Lenovo’s netbook future sees Windows 7 and in-built 3G

May 11, 2009 at 12:08 pm

LenovoLenovo believes that the future of netbooks will see Windows 7 becoming the dominant operating system, in-built 3G functionality becoming commonplace, lower prices and netbooks not being constrained by small systems i.e. we could see netbooks entering 12-14-inch territory.

Linux users will be disappointed to hear that Lenovo claims that consumers are confused by Linux netbooks. “There were a lot of netbooks loaded with Linux, which saves $50 or $100 or whatever it happens to be, based on Microsoft’s pricing and, again, from an industry standpoint, there were a lot of returns because people didn’t know what to do with it,” claims Lenovo’s worldwide competitive analyst, Matt Kohut, in an interview with Tech.Blorge.

Linux, even if you’ve got a great distribution and you can argue which one is better or not, still requires a lot more hands-on than somebody who is using Windows.
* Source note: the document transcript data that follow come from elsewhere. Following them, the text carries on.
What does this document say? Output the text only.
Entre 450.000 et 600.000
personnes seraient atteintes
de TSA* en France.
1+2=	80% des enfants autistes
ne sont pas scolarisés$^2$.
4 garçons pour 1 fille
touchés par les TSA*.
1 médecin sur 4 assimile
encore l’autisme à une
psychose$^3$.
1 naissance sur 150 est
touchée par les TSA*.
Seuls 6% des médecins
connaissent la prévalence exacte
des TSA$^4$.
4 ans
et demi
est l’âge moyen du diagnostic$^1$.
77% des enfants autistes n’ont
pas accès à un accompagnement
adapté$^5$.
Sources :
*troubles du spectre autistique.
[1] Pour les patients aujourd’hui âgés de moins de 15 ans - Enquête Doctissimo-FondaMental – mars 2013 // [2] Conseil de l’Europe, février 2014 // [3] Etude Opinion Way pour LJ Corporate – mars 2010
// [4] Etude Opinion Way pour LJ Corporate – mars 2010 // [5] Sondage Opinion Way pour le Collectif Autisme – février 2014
So, we’ve seen overwhelmingly people wanting to stay with Windows because it just makes more sense: you just take it out of the box and it’s ready to go,” says Kohut.

Kohut believes that Windows 7 will be the dominant operating system running on netbooks in the future, giving particular praise for its touchscreen functionality. “Windows 7 is going to have, not a true netbook version, but a version [Starter] intended to work especially well on netbooks,” says Kohut.

One of the cool things that Windows 7 does is touch. So, it’s not far off to have a netbook where you have full touch integration built into it and not just drag/drop but full multitouch where you’ve got all the gestures.”

Kohut admits that Lenovo may still have to do some work on the touch interface itself. “One of our focus areas specifically is how do we overlay on top of what Windows is offering,” he says. “If you are going to bring in touch, how do we overlay common tabs so that now we can enter numbers, [and] how do we make the keypad bigger, for example?”

Kohut points out that vendors are already moving toward bigger screens, and that customers are demanding bigger panels and lower prices. “There is no reason why a netbook has to be a small system. People say, “maybe if we go 12 or 14 inches as we go to larger systems, I just need the system to do basic things, but I don’t need something that is super expensive either,” said Kohut.